Kremlin spokesman Dmitry Peskov denied this on Tuesday and said, "there is absolutely no connection [with Nord Stream 2]. This is a purely commercial situation."

High gas prices in Europe have caused ships carrying liquefied natural gas destined for China to change course to the Atlantic, but these are unlikely to solve storage issues in the bloc.

France, Italy, Spain, Poland all have regulations ensuring gas storage facilities are well-filled at the beginning of the winter.

But the Netherlands, Germany and Austria do not, and now have lower than usual storage levels, making them more dependent on gas imports.

Nuclear outages in France added to the energy concerns in Europe this week. Due to maintenance, about one-third of France's nuclear capacity will be suspended in January, forcing the government - which generally exports electricity to adjacent countries - to import gas.

And with Germany planning to close three of its six last remaining nuclear power plants before the end of the year, gas deliveries from Russia look even more crucial in the coming winter months.

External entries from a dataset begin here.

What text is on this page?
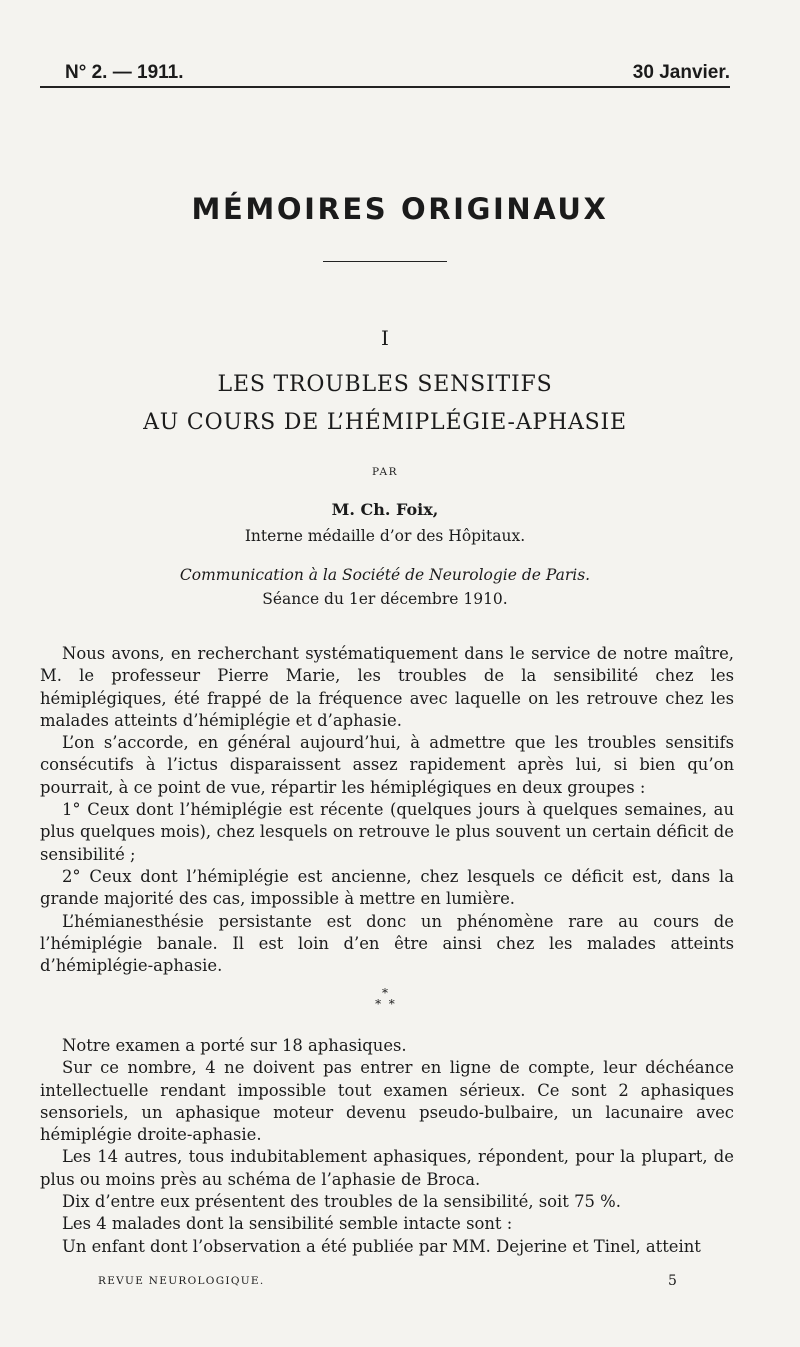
N° 2. — 1911.	30 Janvier.
MÉMOIRES ORIGINAUX
I
LES TROUBLES SENSITIFS
AU COURS DE L’HÉMIPLÉGIE-APHASIE
PAR
M. Ch. Foix,
Interne médaille d’or des Hôpitaux.
Communication à la Société de Neurologie de Paris.
Séance du 1er décembre 1910.

Nous avons, en recherchant systématiquement dans le service de notre maître, M. le professeur Pierre Marie, les troubles de la sensibilité chez les hémiplégiques, été frappé de la fréquence avec laquelle on les retrouve chez les malades atteints d’hémiplégie et d’aphasie.

L’on s’accorde, en général aujourd’hui, à admettre que les troubles sensitifs consécutifs à l’ictus disparaissent assez rapidement après lui, si bien qu’on pourrait, à ce point de vue, répartir les hémiplégiques en deux groupes :

1° Ceux dont l’hémiplégie est récente (quelques jours à quelques semaines, au plus quelques mois), chez lesquels on retrouve le plus souvent un certain déficit de sensibilité ;

2° Ceux dont l’hémiplégie est ancienne, chez lesquels ce déficit est, dans la grande majorité des cas, impossible à mettre en lumière.

L’hémianesthésie persistante est donc un phénomène rare au cours de l’hémiplégie banale. Il est loin d’en être ainsi chez les malades atteints d’hémiplégie-aphasie.

*
*  *

Notre examen a porté sur 18 aphasiques.

Sur ce nombre, 4 ne doivent pas entrer en ligne de compte, leur déchéance intellectuelle rendant impossible tout examen sérieux. Ce sont 2 aphasiques sensoriels, un aphasique moteur devenu pseudo-bulbaire, un lacunaire avec hémiplégie droite-aphasie.

Les 14 autres, tous indubitablement aphasiques, répondent, pour la plupart, de plus ou moins près au schéma de l’aphasie de Broca.

Dix d’entre eux présentent des troubles de la sensibilité, soit 75 %.

Les 4 malades dont la sensibilité semble intacte sont :

Un enfant dont l’observation a été publiée par MM. Dejerine et Tinel, atteint

REVUE NEUROLOGIQUE.	5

When pressed to respond to the gas crunch, EU commissioner for competition Margrethe Vestager told press on Tuesday the EU needs to accelerate investments in renewables.

"We need to phase out our reliance on fossil fuels. And that includes gas. The faster we get to renewables, the less exposed we are to price spikes coming from imported fossil fuels,"

She also said the commission had asked major energy companies, including Gazprom, "if there is foul play in the energy market." She did not go into further details.